Small businesses near the University of Pennsylvania and Drexel University rely on students and … [+]
The House of Our Own Bookstore was founded on the University of Pennsylvania campus in 1971. Now, just shy of its 50th anniversary, it is struggling to stay afloat. As an independent bookstore, it has been tough to fight off competition, first from big box stores and then Amazon, says co-owner Deborah Sanford, 70. What has gotten her through: face-to-face business generated by schools in her immediate area, known as the University City District of West Philadelphia. According to the University City District (UCD), a community revitalization organization, in the 2019-2020 school year, students from five colleges accounted for 21,000 of the area’s 55,000 total residents. University staff, prospective students and students’ families and friends are also Sanford’s customers.
On March 16 House of Our Own was forced to close when Philadelphia ordered nonessential businesses to shut down. Since then, Sanford says online revenue has increased, but not enough to make up for in-person purchases.

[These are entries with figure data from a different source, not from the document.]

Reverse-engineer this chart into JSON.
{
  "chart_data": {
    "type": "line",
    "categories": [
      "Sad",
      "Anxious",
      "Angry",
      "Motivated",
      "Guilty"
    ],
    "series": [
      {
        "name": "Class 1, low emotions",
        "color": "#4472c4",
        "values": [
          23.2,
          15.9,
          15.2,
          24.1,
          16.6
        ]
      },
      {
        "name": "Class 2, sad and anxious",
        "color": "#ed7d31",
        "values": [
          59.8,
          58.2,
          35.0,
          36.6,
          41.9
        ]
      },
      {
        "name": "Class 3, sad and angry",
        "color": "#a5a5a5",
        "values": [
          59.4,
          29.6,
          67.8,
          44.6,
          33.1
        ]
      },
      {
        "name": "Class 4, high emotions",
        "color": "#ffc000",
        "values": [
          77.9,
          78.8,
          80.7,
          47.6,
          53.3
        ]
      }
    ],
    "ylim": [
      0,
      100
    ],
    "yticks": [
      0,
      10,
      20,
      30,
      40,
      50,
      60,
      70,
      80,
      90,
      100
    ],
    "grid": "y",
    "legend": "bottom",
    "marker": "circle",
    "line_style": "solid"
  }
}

May to July is often a time of increased sales because of Penn’s summer programs, but now, the store is scrambling to salvage lost revenue. Sanford estimates that 60% of total sales come from university students and staff.

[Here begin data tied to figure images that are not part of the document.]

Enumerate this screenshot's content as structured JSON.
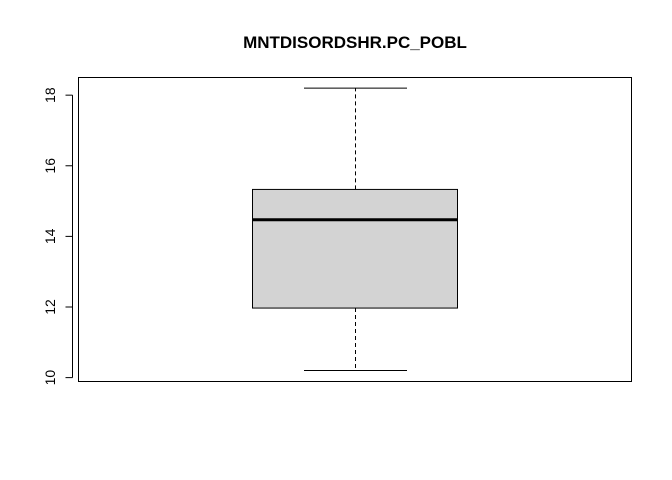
{
  "chart_data": {
    "type": "boxplot",
    "title": "MNTDISORDSHR.PC_POBL",
    "xlabel": "",
    "ylabel": "",
    "ylim": [
      9.89,
      18.5
    ],
    "yticks": [
      10,
      12,
      14,
      16,
      18
    ],
    "grid": false,
    "box": {
      "whisker_low": 10.2,
      "q1": 11.97,
      "median": 14.47,
      "q3": 15.33,
      "whisker_high": 18.2
    },
    "colors": {
      "box_fill": "#d3d3d3",
      "stroke": "#000000"
    }
  }
}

“We were feeling very optimistic about things and about trying to run the store just as an old-fashioned bookstore, with books and nothing else. No sidelines, coffee, none of the other things,” Sanford says. “This was such a shock to have this happen.”
As colleges across the U.S. grapple with when and how to reopen, many small business owners like Sanford worry that they may not survive if campuses remain closed through the fall. Reopening has put many businesses on the road to recovery, but progress is fragile as owners face the uncertainty of next semester.
As of May 21, Penn’s website said it was considering “four major scenarios” that range from an online semester to a hybrid approach where students would be on campus but take some courses online. Drexel is planning on in-person instruction, with details pending.
David Fine, founder of Schmear It, a Philadelphia bagel chain with a location between Drexel and Penn, says his business’s March 1-June 10 revenue is down $86,000 from the same period last year. He estimates that 75% percent of total business and up to 50% of catering comes from students and events at Penn and Drexel.
“In the very beginning, once we shut down everything but our 36th and Market location, and more offices, more classes were being canceled left and right, it did feel like it was just a matter of time until our operation was going to be totally done,” he says.
But Schmear It has held on with pickup and delivery orders, Paycheck Protection Program and Covid-19 Economic Injury Disaster loans, and a UCD Emergency Small Business Fund grant made possible by a $250,000 donation from Penn. The extra funds, as well as catering opportunities for healthcare workers and charitable foundations, have allowed him to hire back 10 of his original 20-person staff. The store’s food truck resumed operations on June 10, and Fine, 30, is set to open a new location in East Market on June 13.
Sanford says that communication from the university has been “wonderful”: Penn, the bookstore’s landlord, has sent emails compiling financial resources available to small businesses and granted rent abatements for April, May, and June to locally owned retailers on its land, including House of Our Own. With no employees, Sanford didn’t qualify for federal government relief, but the rent abatements and a donation from the Book Industry Charitable Foundation have kept the doors open. On June 5, the store began curbside pickup for book orders. Sandford and her husband are rearranging the space for adequate social distancing in the hopes of reopening for outside and appointment-based browsing in the near future.
But Mike Choi, co-owner of Korean restaurant Koreana, hasn’t had any bills deferred or abated under his independent landlord. His staff has shrunk from 14 employees to just one since he applied for but did not receive a PPP loan. He’s seen orders fall from around 200 a day to 60 as he and his wife have shifted to pickup and delivery. Recent citywide curfews in response to protests forced his restaurant to close hours earlier than normal, further cutting down sales.
Restaurants in Philadelphia can offer outdoor dining starting on June 12th, but Choi says he won’t see sales go back to normal unless nearby universities reopen in September. He estimates that almost 70% of his customers are from the University of Pennsylvania, Drexel, or the University of the Sciences. He believes his restaurant can weather another online semester, but he wishes schools were more transparent with businesses about their plans.
Fine isn’t sure what will happen to Schmear It if schools remain closed, but he thinks it’s important to “compartmentalize” his worries and focus on adjusting to the unexpected.
“When the government shut down food trucks, what was I going to do? That was the government’s decision,” he says. “Similarly, if Penn and Drexel decide that it’s not safe, it’s not in the best interests of students, staff, faculty to come back next semester, then we’re going to have to adapt. Certainly it will be stressful. But if we don’t have control over the situation, then we’re going to have to redefine our own business model to stay relevant.”
“I think being a small business, being an entrepreneur, you never want to just throw the towel in and give up.”